Delincuentes audaces y estrategas insospechados

Graziano Pascale

El atentado contra la Fiscal de Corte, perpetrado en la madrugada del día en el que la prensa se hacía eco de las negociaciones para nombrar a alguien en su lugar, es el mejor ejemplo de la ineficiencia del sistema político para encarar la realidad, que en forma obstinada golpea un día si y otro también a la sociedad uruguaya.
El plan en marcha para concentrar la suma del poder político en el Poder Ejecutivo no termina de ser entendido por la oposición (porque no le conviene o porque en el fondo no cree que sea tan malo), pero tampoco es capaz de unificar a todo el gobierno, en el que ya se advierten grietas que amenazan la estabilidad de lo que resta del quinquenio.
Comencemos por lo último.
El atentado contra la Fiscal de Corte, Dra. Mónica Ferrero, tuvo un efecto que superó largamente lo que en teoría buscaban sus presuntos autores. Entendido como una «advertencia», o una «señal de poder del narcotráfico», que busca defender su lucrativo negocio mediante una amenaza explícita a quienes buscan acotarlo con las armas del Estado de Derecho, el ataque desnudó la fragilidad de ese mismo Estado, incapaz de diseñar un mínimo esquema de seguridad para proteger la vida de la Fiscal y de su familia.

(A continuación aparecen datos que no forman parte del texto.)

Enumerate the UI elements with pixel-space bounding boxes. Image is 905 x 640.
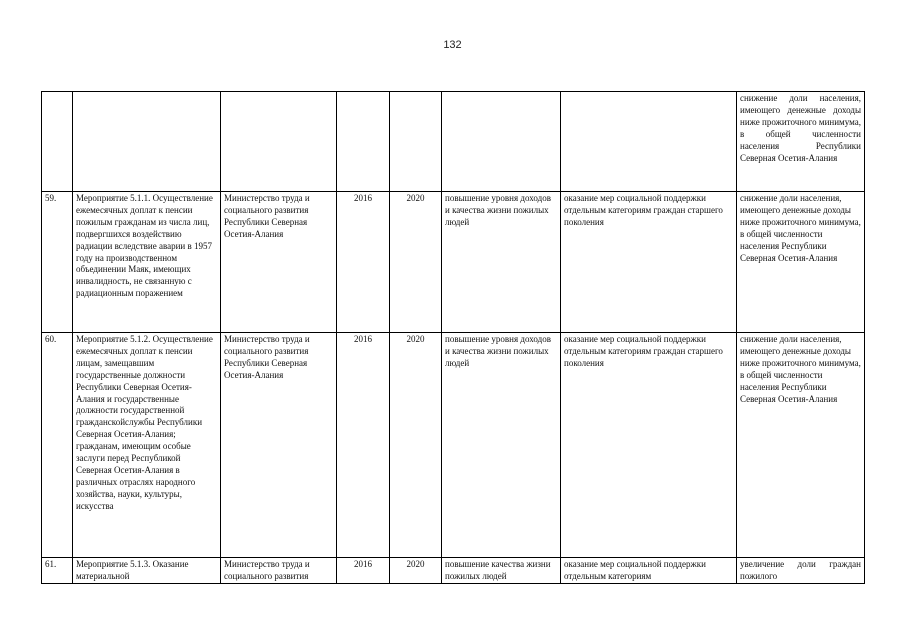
indicator-cell: увеличение доли граждан пожилого bbox=[737, 558, 865, 584]
start-year-cell bbox=[337, 92, 390, 192]
content-cell: оказание мер социальной поддержки отдельным категориям bbox=[561, 558, 737, 584]
content-cell: оказание мер социальной поддержки отдельным категориям граждан старшего поколения bbox=[561, 333, 737, 558]
goal-cell: повышение уровня доходов и качества жизни пожилых людей bbox=[442, 192, 561, 333]
end-year-cell: 2020 bbox=[390, 333, 442, 558]
goal-cell: повышение качества жизни пожилых людей bbox=[442, 558, 561, 584]
goal-cell bbox=[442, 92, 561, 192]
executor-cell: Министерство труда и социального развития bbox=[221, 558, 337, 584]
row-number: 59. bbox=[42, 192, 73, 333]
goal-cell: повышение уровня доходов и качества жизни пожилых людей bbox=[442, 333, 561, 558]
end-year-cell bbox=[390, 92, 442, 192]
end-year-cell: 2020 bbox=[390, 192, 442, 333]
program-events-table bbox=[41, 91, 865, 584]
event-cell: Мероприятие 5.1.2. Осуществление ежемесячных доплат к пенсии лицам, замещавшим государственные должности Республики Северная Осетия-Алания и государственные должности государственной гражданскойслужбы Республики Северная Осетия-Алания; гражданам, имеющим особые заслуги перед Республикой Северная Осетия-Алания в различных отраслях народного хозяйства, науки, культуры, искусства bbox=[73, 333, 221, 558]
content-cell bbox=[561, 92, 737, 192]
table-row bbox=[42, 558, 865, 584]
end-year-cell: 2020 bbox=[390, 558, 442, 584]
table-row bbox=[42, 92, 865, 192]
event-cell bbox=[73, 92, 221, 192]
indicator-cell: снижение доли населения, имеющего денежные доходы ниже прожиточного минимума, в общей численности населения Республики Северная Осетия-Алания bbox=[737, 92, 865, 192]
table-row bbox=[42, 333, 865, 558]
indicator-cell: снижение доли населения, имеющего денежные доходы ниже прожиточного минимума, в общей численности населения Республики Северная Осетия-Алания bbox=[737, 333, 865, 558]
page-number: 132 bbox=[443, 39, 462, 51]
row-number: 60. bbox=[42, 333, 73, 558]
content-cell: оказание мер социальной поддержки отдельным категориям граждан старшего поколения bbox=[561, 192, 737, 333]
start-year-cell: 2016 bbox=[337, 192, 390, 333]
event-cell: Мероприятие 5.1.3. Оказание материальной bbox=[73, 558, 221, 584]
table-row bbox=[42, 192, 865, 333]
executor-cell: Министерство труда и социального развития Республики Северная Осетия-Алания bbox=[221, 192, 337, 333]
event-cell: Мероприятие 5.1.1. Осуществление ежемесячных доплат к пенсии пожилым гражданам из числа лиц, подвергшихся воздействию радиации вследствие аварии в 1957 году на производственном объединении Маяк, имеющих инвалидность, не связанную с радиационным поражением bbox=[73, 192, 221, 333]
indicator-cell: снижение доли населения, имеющего денежные доходы ниже прожиточного минимума, в общей численности населения Республики Северная Осетия-Алания bbox=[737, 192, 865, 333]
start-year-cell: 2016 bbox=[337, 333, 390, 558]
executor-cell: Министерство труда и социального развития Республики Северная Осетия-Алания bbox=[221, 333, 337, 558]
row-number bbox=[42, 92, 73, 192]
executor-cell bbox=[221, 92, 337, 192]
row-number: 61. bbox=[42, 558, 73, 584]
start-year-cell: 2016 bbox=[337, 558, 390, 584]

Prueba lo anterior la facilidad con la que los delicuentes accedieron al domicilio, cometieron el atentado, y fugaron sin ser detenidos.
La audacia del plan fue facilitada por un defectuoso plan de prevención, cuyas carencias quedan aún más al descubierto luego del reconocimiento por parte de las autoridades de que un ataque de este tipo era esperable luego de los golpes recibidos últimamente por los grupos narcos.
Pero los efectos no se agotaron allí. En lo que puede constituir un acto de insubordinación intolerable en un instituto armado sujeto a disciplina, el sindicato de la Guardia Republicana – fuerza encargada de la custodia- criticó el esquema montado para dar seguridad a la Fiscal, y demandó la renuncia del Ministro del Interior, algo que ni siquiera osó reclamar la oposición.
Pero hay más. El propio presidente de la República se vio obligado a comparecer ante la opinión pública para asumir la gravedad del atentado, y en cierto modo fungir como escudo de protección de un Ministro del Interior que luce superado por los hechos. Es decir, el mundo al revés.
En paralelo, y para buscar él mismo su propia red de protección, el presidente Orsi convocó a su despacho a todos los partidos opositores, junto a cuyos líderes se fotografió buscando dar una señal de unidad nacional frente al desafío de la delincuencia, y al mismo tiempo atar a la oposición a su propio destino.
Así las cosas, la debilidad del gobierno se transformó en su propia fortaleza. Y así como la Fiscal de Corte se aseguró la permanencia en el cargo del que pocas horas antes el gobierno buscaba desplazarla, el presidente Orsi neutralizó con una sola foto todo posible movimiento opositor, que en otras circunstancias, y con otros líderes, hubiera generado una crisis de gobierno de consecuencias imprevisibles.
Tantas insospechadas derivaciones llevan a la inevitable conclusión de que los mandantes del atentado son, además de delincuentes audaces, unos estrategas políticos de alto vuelo, aún en la ignorancia de semejante capacidad y talento para mover las piezas del ajedrez político del país.

Resta por saber si esa insospechada e involuntaria capacidad estratégica de los patrocinadores del atentado logrará también neutralizar los desafíos que aguardan al gobierno en el Parlamento, hasta el punto de pacificar los reclamos y lograr los votos necesarios para aprobar el Presupuesto. Si eso llegara a ocurrir, el gobierno habrá contraído una especie de «deuda de honor» con quienes irrumpieron en la madrugada del domingo en el insólitamente desprotegido domicilio de la Dra. Mónica Ferrero.